TrainMover: An Interruption-Resilient and Reliable ML Training Runtime
ChonLam Lao, Minlan Yu, Aditya Akella, Jiamin Cao, Yu Guan, Pengcheng Zhang, Zhilong Zheng, Yichi Xu, Ennan Zhai, Dennis Cai, Jiaqi Gao
TL;DR
TrainMover tackles the pervasive downtime and inefficiency of large-scale LLM training under interruptions by combining a two-phase, delta-based NCCL setup with a communication-free sandbox that runs shadow iterations. It leverages standby machines to migrate work without restarting the training or altering parallelization, while overlapping preparation with ongoing execution to keep memory footprints zero.
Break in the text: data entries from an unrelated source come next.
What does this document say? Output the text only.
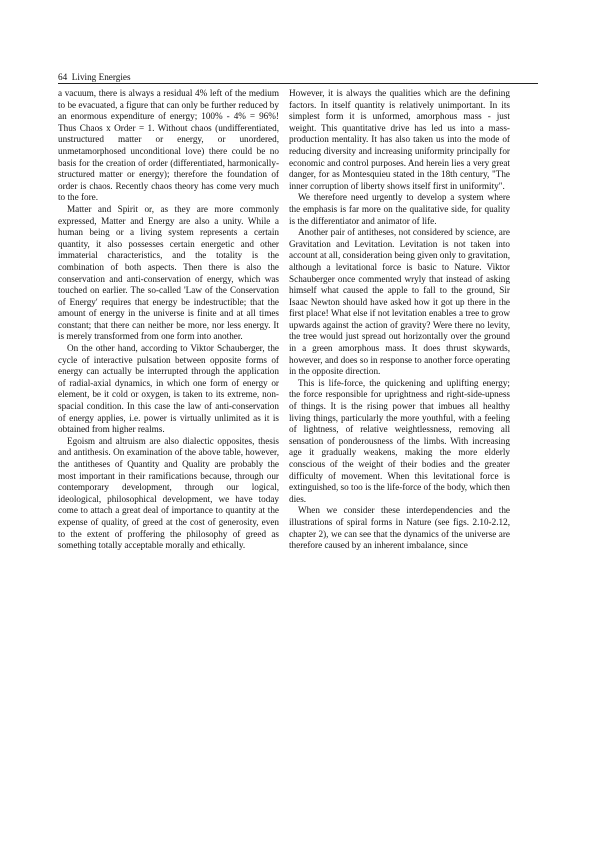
64 Living Energies

a vacuum, there is always a residual 4% left of the medium to be evacuated, a figure that can only be further reduced by an enormous expenditure of energy; 100% - 4% = 96%! Thus Chaos x Order = 1. Without chaos (undifferentiated, unstructured matter or energy, or unordered, unmetamorphosed unconditional love) there could be no basis for the creation of order (differentiated, harmonically-structured matter or energy); therefore the foundation of order is chaos. Recently chaos theory has come very much to the fore.

Matter and Spirit or, as they are more commonly expressed, Matter and Energy are also a unity. While a human being or a living system represents a certain quantity, it also possesses certain energetic and other immaterial characteristics, and the totality is the combination of both aspects. Then there is also the conservation and anti-conservation of energy, which was touched on earlier. The so-called 'Law of the Conservation of Energy' requires that energy be indestructible; that the amount of energy in the universe is finite and at all times constant; that there can neither be more, nor less energy. It is merely transformed from one form into another.

On the other hand, according to Viktor Schauberger, the cycle of interactive pulsation between opposite forms of energy can actually be interrupted through the application of radial-axial dynamics, in which one form of energy or element, be it cold or oxygen, is taken to its extreme, non-spacial condition. In this case the law of anti-conservation of energy applies, i.e. power is virtually unlimited as it is obtained from higher realms.

Egoism and altruism are also dialectic opposites, thesis and antithesis. On examination of the above table, however, the antitheses of Quantity and Quality are probably the most important in their ramifications because, through our contemporary development, through our logical, ideological, philosophical development, we have today come to attach a great deal of importance to quantity at the expense of quality, of greed at the cost of generosity, even to the extent of proffering the philosophy of greed as something totally acceptable morally and ethically.

However, it is always the qualities which are the defining factors. In itself quantity is relatively unimportant. In its simplest form it is unformed, amorphous mass - just weight. This quantitative drive has led us into a mass-production mentality. It has also taken us into the mode of reducing diversity and increasing uniformity principally for economic and control purposes. And herein lies a very great danger, for as Montesquieu stated in the 18th century, "The inner corruption of liberty shows itself first in uniformity".

We therefore need urgently to develop a system where the emphasis is far more on the qualitative side, for quality is the differentiator and animator of life.

Another pair of antitheses, not considered by science, are Gravitation and Levitation. Levitation is not taken into account at all, consideration being given only to gravitation, although a levitational force is basic to Nature. Viktor Schauberger once commented wryly that instead of asking himself what caused the apple to fall to the ground, Sir Isaac Newton should have asked how it got up there in the first place! What else if not levitation enables a tree to grow upwards against the action of gravity? Were there no levity, the tree would just spread out horizontally over the ground in a green amorphous mass. It does thrust skywards, however, and does so in response to another force operating in the opposite direction.

This is life-force, the quickening and uplifting energy; the force responsible for uprightness and right-side-upness of things. It is the rising power that imbues all healthy living things, particularly the more youthful, with a feeling of lightness, of relative weightlessness, removing all sensation of ponderousness of the limbs. With increasing age it gradually weakens, making the more elderly conscious of the weight of their bodies and the greater difficulty of movement. When this levitational force is extinguished, so too is the life-force of the body, which then dies.

When we consider these interdependencies and the illustrations of spiral forms in Nature (see figs. 2.10-2.12, chapter 2), we can see that the dynamics of the universe are therefore caused by an inherent imbalance, since
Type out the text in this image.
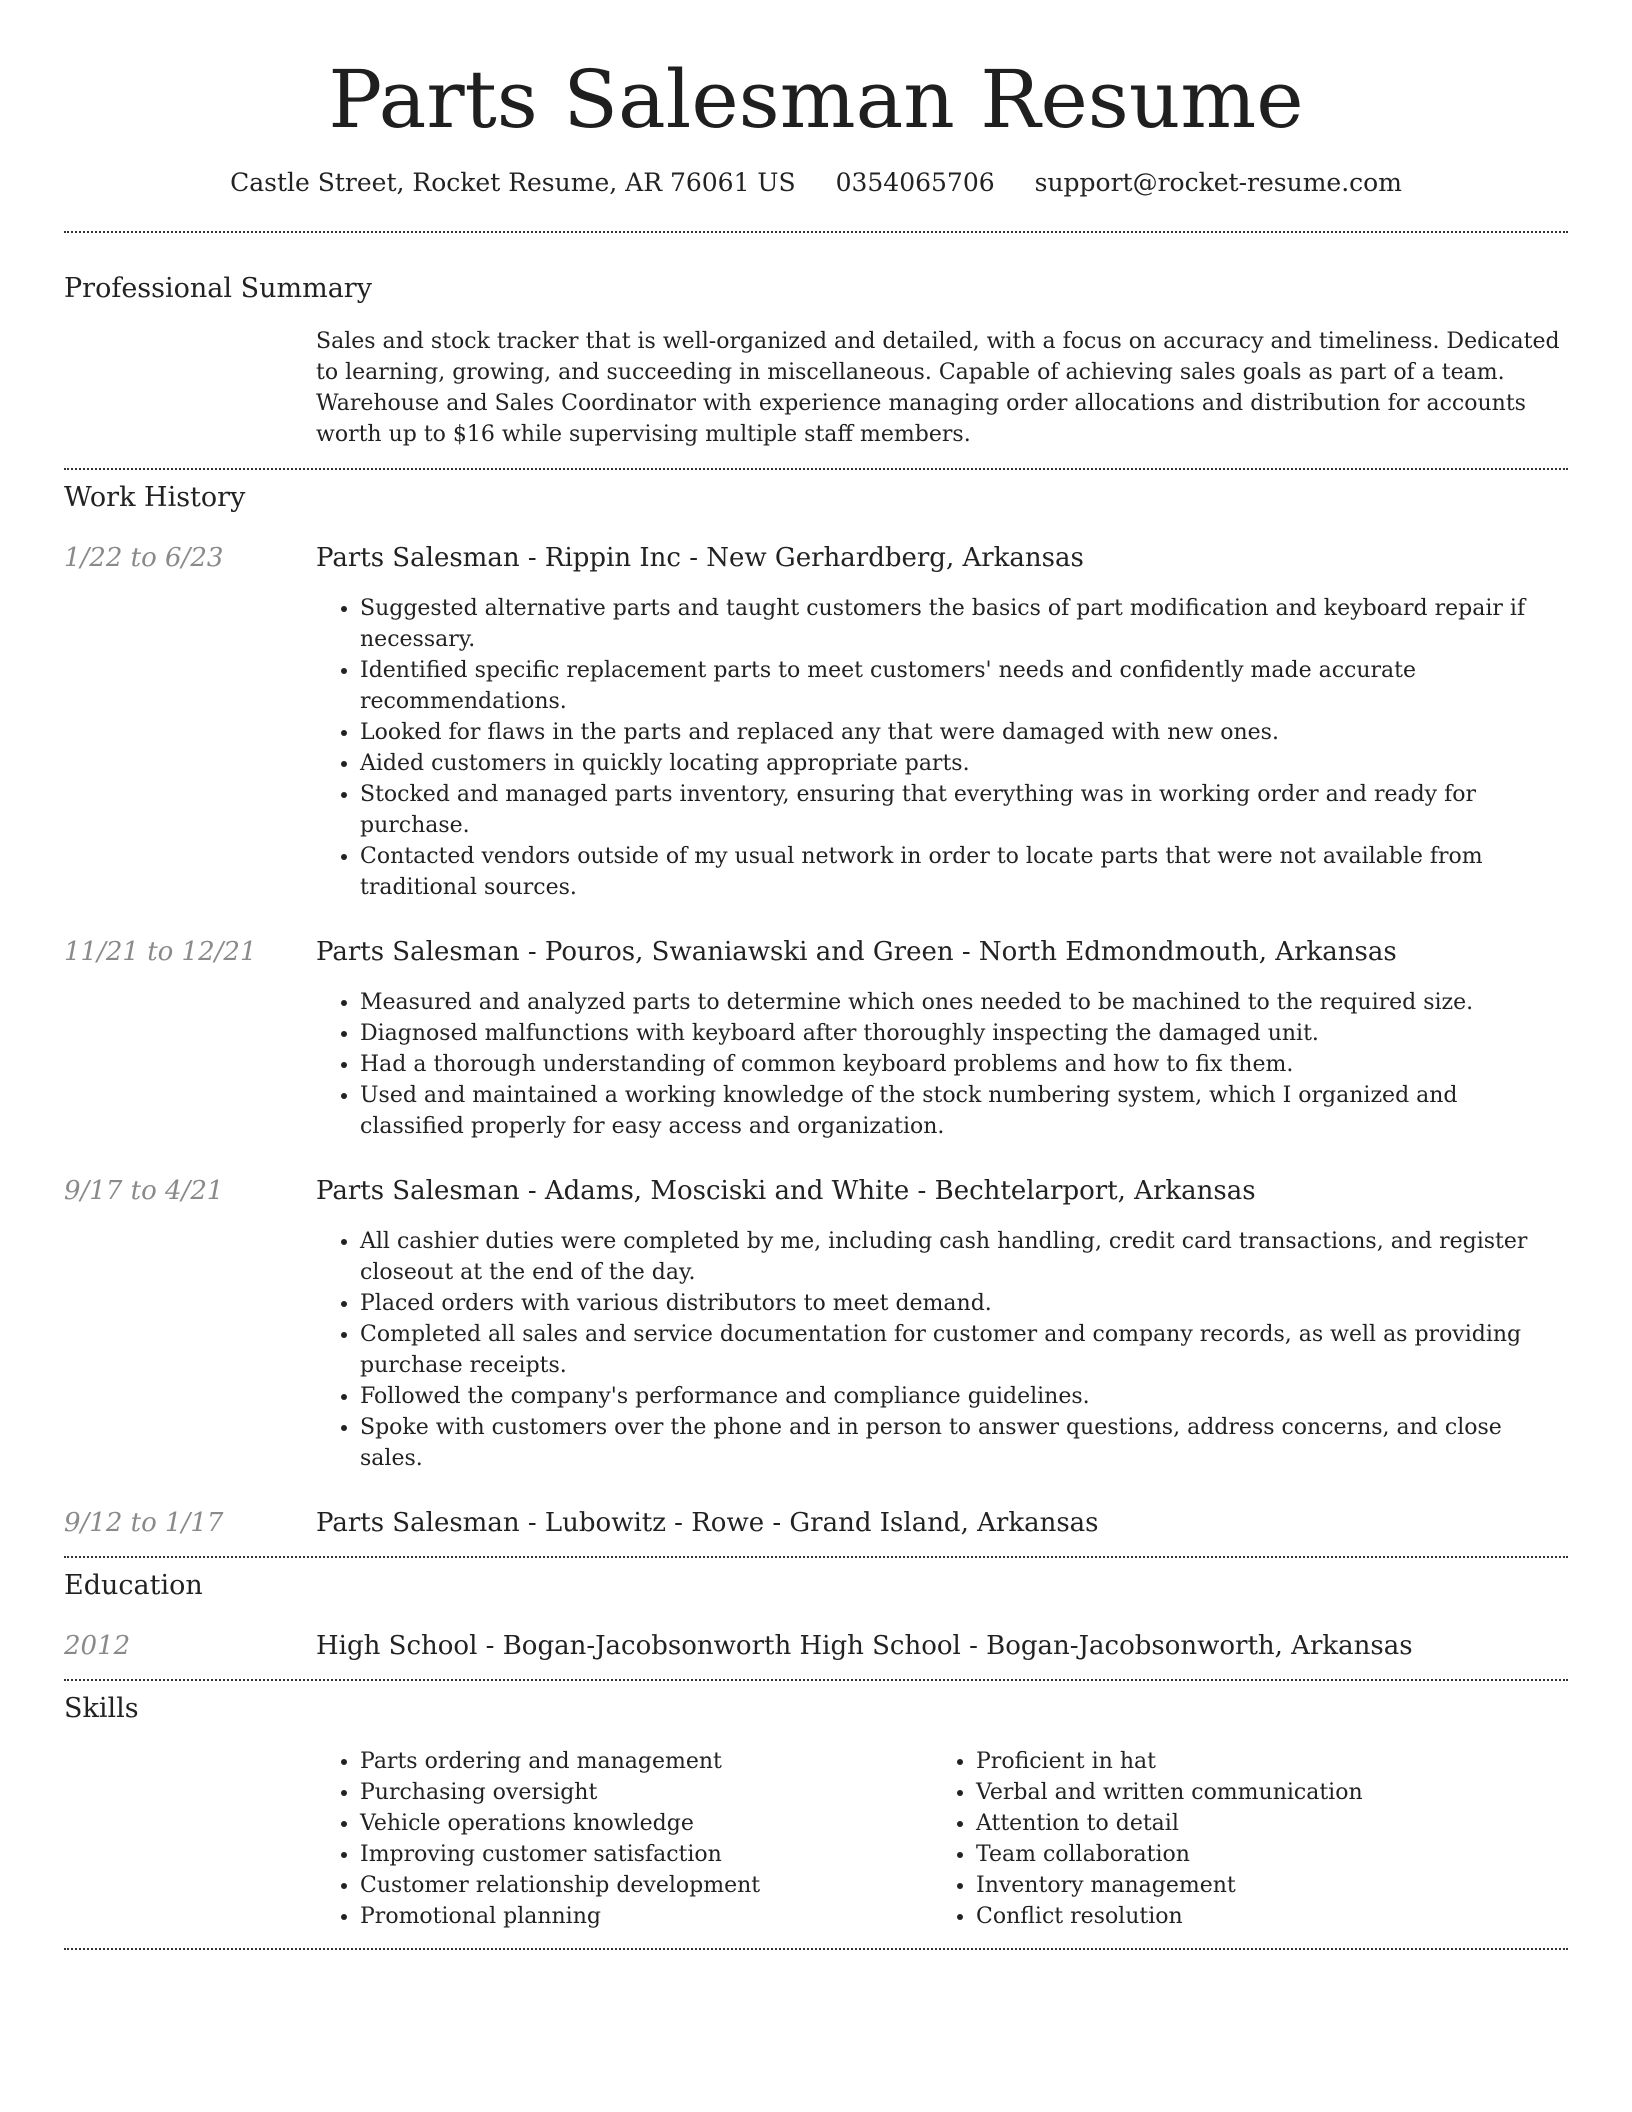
Parts Salesman Resume
Castle Street, Rocket Resume, AR 76061 US 0354065706 support@rocket-resume.com
Professional Summary

Sales and stock tracker that is well-organized and detailed, with a focus on accuracy and timeliness. Dedicated to learning, growing, and succeeding in miscellaneous. Capable of achieving sales goals as part of a team. Warehouse and Sales Coordinator with experience managing order allocations and distribution for accounts worth up to $16 while supervising multiple staff members.

Work History
1/22 to 6/23	Parts Salesman - Rippin Inc - New Gerhardberg, Arkansas
• Suggested alternative parts and taught customers the basics of part modification and keyboard repair if necessary.
• Identified specific replacement parts to meet customers' needs and confidently made accurate recommendations.
• Looked for flaws in the parts and replaced any that were damaged with new ones.
• Aided customers in quickly locating appropriate parts.
• Stocked and managed parts inventory, ensuring that everything was in working order and ready for purchase.
• Contacted vendors outside of my usual network in order to locate parts that were not available from traditional sources.
11/21 to 12/21	Parts Salesman - Pouros, Swaniawski and Green - North Edmondmouth, Arkansas
• Measured and analyzed parts to determine which ones needed to be machined to the required size.
• Diagnosed malfunctions with keyboard after thoroughly inspecting the damaged unit.
• Had a thorough understanding of common keyboard problems and how to fix them.
• Used and maintained a working knowledge of the stock numbering system, which I organized and classified properly for easy access and organization.
9/17 to 4/21	Parts Salesman - Adams, Mosciski and White - Bechtelarport, Arkansas
• All cashier duties were completed by me, including cash handling, credit card transactions, and register closeout at the end of the day.
• Placed orders with various distributors to meet demand.
• Completed all sales and service documentation for customer and company records, as well as providing purchase receipts.
• Followed the company's performance and compliance guidelines.
• Spoke with customers over the phone and in person to answer questions, address concerns, and close sales.
9/12 to 1/17	Parts Salesman - Lubowitz - Rowe - Grand Island, Arkansas
Education
2012	High School - Bogan-Jacobsonworth High School - Bogan-Jacobsonworth, Arkansas
Skills
• Parts ordering and management
• Purchasing oversight
• Vehicle operations knowledge
• Improving customer satisfaction
• Customer relationship development
• Promotional planning
• Proficient in hat
• Verbal and written communication
• Attention to detail
• Team collaboration
• Inventory management
• Conflict resolution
Empirical results show sub-10-second downtime and up to ~70× speedups over checkpoint-based baselines, with 99% training throughput during frequent rebalancings and robust recovery during unexpected failures. The approach promises practical benefits for large-scale, tightly coupled distributed training in dynamic data-center environments.
Abstract
Large-scale ML training jobs are frequently interrupted by hardware and software anomalies, failures, and management events. Existing solutions like checkpointing or runtime reconfiguration suffer from long downtimes, degraded performance, or undesired changes to training strategies. We present TrainMover, a resilient runtime that leverages standby machines to handle interruptions with minimal downtime and zero memory overhead. To achieve these goals, TrainMover introduces two key techniques: two-phase, delta-based communication group setups and communication-free sandboxed shadow iterations. Our evaluation shows that TrainMover consistently achieves second-level downtime across all evaluated models during migration, maintaining 99\% training efficiency during periodic 10-minute rebalancing. We also demonstrate the effectiveness of TrainMover in handling various interruptions.